FORMULATION AND EVALUATION OF NOVEL BRAIN TARGETING DRUG LOADED IN LIPID-BASED NANOPARTICLES THROUGH INTRANASAL ROUTE FOR ALZHEIMER

Abstract

Objective: Alzheimer's disease is a slowly progressive disease that takes 7 to 10 years from onset to death. Design and development of different lipid- based drug delivery systems (Niosomes) loaded with rivastigmine tartarate is used to solve the problem of the extensive rapid metabolism of rivastigmine. Niosomes as a nanocarriers of rivastigmine will increase its bioavailability and brain targeting. Methods: Niosomes are prepared using Hand Shaking Method (Thin Film Hydration Technique). Span 60 and cholesterol are dissolved in organic mix solvent, until forming clear solution in a round bottom flask. Then, the solvent is evaporated under decreased pressure, temperature and 70 rpm in a rotary evaporator leaving solid surfactant and cholesterol as thin film formed on the wall of the flask. This layer is then rehydrated by using aqueous solution containing drug with continuous shaking which cause swelling of surfactant layer. Swelled amphiphiles eventually fold and form vesicles that could entrap the drug. The Prepared nanoparticles were characterized for pH, particle size, surface morphology, entrapment efficiency and in vitro release study.
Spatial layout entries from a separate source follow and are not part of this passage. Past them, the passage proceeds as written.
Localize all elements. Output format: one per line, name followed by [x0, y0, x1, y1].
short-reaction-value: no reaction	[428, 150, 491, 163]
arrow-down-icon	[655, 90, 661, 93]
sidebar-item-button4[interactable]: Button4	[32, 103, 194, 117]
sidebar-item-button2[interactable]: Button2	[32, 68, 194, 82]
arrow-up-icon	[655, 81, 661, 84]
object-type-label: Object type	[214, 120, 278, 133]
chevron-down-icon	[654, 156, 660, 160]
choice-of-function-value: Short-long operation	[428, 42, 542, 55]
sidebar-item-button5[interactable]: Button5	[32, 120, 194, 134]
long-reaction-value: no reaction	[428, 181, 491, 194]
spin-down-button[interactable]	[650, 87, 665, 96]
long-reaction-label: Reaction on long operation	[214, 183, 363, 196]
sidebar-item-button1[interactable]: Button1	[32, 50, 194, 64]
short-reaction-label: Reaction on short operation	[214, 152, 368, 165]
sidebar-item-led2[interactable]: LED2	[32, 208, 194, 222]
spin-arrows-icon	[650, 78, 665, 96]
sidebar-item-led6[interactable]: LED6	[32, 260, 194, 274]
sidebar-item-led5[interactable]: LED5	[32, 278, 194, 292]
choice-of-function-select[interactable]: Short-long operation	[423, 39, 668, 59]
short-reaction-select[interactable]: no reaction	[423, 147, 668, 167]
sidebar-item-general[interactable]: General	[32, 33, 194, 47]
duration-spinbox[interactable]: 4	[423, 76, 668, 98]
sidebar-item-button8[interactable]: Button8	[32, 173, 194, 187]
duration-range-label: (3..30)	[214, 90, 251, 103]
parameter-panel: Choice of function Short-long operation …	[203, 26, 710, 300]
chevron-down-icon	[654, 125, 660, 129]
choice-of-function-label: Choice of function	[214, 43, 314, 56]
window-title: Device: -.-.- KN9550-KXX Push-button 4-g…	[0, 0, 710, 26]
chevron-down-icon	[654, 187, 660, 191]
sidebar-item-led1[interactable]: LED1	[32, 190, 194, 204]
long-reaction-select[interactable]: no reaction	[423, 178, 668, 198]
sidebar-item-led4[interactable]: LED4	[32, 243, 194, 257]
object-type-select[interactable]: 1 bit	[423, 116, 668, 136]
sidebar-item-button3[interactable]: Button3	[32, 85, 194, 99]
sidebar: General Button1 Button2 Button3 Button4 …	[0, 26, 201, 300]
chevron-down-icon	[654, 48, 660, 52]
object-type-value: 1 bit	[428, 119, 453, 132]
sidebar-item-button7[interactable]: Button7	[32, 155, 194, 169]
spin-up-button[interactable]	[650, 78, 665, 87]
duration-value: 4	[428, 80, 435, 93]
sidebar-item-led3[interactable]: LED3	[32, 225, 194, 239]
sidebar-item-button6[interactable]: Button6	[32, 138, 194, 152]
Results The average particle size was 100.7 nm with polydispersity index of 0.232. The zeta potential of the optimized formulation F2 was determined and found to be -19 mV. Surface properties of the nanoparticles were studied by Transmission electron microscopy (TEM) and nanoparticles found to have smooth surface. The Drug entrapment efficiency was found to be in between 83.5 to 86.53% indicated fairly good drug loading in the formulations indicated increased bioavailability of the drug. optimized formulation F2 showed 60 % drug release in 240 minutes indicate sustained release of drug. Conclusion: Rivastigmine could be prepared as a novel niosomes systems to enhance its bioavailability.